Vice Admiral Lyle Bien (Ret.) '67
U.S. Navy
Topic: A Military Perspective
VICE ADMIRAL LYLE BIEN is a native of Hillhead, S.D., and majored in biology at Augustana. His distinguished Naval career includes 5,500 hours in fighter aircraft, 1,300 carrier landings, and 225 combat missions over South and North Vietnam. From October, 1990, to March, 1991, the former “Top Gun” flight instructor at the Navy Fighter Weapons School in Miramar, Calif., was assigned to the Naval Central Command in Riyadh, Saudi Arabia.

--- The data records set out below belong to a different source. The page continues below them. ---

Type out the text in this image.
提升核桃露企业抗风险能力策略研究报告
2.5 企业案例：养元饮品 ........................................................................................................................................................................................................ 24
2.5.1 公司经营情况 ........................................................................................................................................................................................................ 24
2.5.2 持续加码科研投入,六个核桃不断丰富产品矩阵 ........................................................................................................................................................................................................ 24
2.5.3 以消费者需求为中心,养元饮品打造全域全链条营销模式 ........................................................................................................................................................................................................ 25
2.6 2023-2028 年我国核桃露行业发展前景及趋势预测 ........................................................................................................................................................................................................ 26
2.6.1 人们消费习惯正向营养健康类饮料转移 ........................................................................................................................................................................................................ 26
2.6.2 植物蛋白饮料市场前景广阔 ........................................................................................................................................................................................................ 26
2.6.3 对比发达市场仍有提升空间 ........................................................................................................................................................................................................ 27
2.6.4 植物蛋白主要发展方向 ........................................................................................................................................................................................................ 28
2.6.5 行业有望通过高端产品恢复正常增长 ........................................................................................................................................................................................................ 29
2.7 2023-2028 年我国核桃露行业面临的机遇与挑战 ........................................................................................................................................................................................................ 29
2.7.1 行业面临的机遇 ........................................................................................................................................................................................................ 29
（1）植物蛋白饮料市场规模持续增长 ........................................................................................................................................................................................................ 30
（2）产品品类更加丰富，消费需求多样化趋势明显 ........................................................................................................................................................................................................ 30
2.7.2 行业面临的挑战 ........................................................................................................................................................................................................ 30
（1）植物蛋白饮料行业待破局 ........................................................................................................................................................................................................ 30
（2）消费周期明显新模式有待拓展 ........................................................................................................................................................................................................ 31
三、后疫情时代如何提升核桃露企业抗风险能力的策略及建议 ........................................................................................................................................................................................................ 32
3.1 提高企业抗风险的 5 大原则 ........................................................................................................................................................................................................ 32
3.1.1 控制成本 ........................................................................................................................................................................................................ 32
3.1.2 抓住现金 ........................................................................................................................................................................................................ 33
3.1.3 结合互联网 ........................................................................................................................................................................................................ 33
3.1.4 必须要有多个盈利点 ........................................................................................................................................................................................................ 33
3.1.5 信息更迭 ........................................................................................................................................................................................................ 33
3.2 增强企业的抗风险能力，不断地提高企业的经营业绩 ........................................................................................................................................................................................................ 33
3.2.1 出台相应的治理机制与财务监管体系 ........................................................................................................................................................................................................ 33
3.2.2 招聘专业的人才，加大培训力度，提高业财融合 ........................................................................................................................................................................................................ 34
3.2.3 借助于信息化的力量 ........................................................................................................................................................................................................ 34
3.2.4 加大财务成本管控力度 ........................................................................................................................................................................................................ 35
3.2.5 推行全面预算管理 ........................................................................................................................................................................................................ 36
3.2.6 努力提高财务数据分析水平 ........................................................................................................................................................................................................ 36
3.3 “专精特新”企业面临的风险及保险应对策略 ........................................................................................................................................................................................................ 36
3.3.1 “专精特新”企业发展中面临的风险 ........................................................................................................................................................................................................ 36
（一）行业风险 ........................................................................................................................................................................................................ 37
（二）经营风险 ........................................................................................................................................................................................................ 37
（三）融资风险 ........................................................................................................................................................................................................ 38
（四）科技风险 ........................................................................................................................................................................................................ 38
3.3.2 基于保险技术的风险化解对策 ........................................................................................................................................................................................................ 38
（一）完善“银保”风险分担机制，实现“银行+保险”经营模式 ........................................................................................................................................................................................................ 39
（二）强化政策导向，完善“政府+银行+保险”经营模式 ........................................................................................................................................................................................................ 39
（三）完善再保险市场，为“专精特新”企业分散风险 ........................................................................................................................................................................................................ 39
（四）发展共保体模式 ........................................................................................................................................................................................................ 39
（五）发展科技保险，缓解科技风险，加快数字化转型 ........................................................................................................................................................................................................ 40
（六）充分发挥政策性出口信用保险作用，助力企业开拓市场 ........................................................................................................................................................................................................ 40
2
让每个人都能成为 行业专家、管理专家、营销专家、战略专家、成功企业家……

He served as the senior Navy strike planner under General Norman Schwartzkopff during Operations Desert Shield and Desert Storm. He has also served as the Naval advisor to General Colin Powell, chairman of the U.S. Joint Chiefs of Staff. He is the recipient of 23 medals and citations in recognition of his military service.
Dr. Jarret Brachman '00
Former Director of Research, Combating Terrorism Center, West Point (USMA)
Topic: Terrorism
DR. JARRET BRACHMAN studied government/international affairs at Augustana and graduated magna cum laude. In 2006, he received the Horizon Award from Augustana, an honor recognizing young alumni who have quickly demonstrated outstanding vocational achievement. He is an assistant professor in the department of social science at West Point Military Academy.
His expertise in terrorism has received coverage in the Washington Post, London Telegraph, Sydney Morning Herald and USA Today. He has appeared on CBS’ 60 Minutes, has been interviewed by Al Jazeera television, and has been featured on CNN and CNN International. His book, “Global Jihadism: Theory and Practice,” was released in May 2008, by Rutledge Press.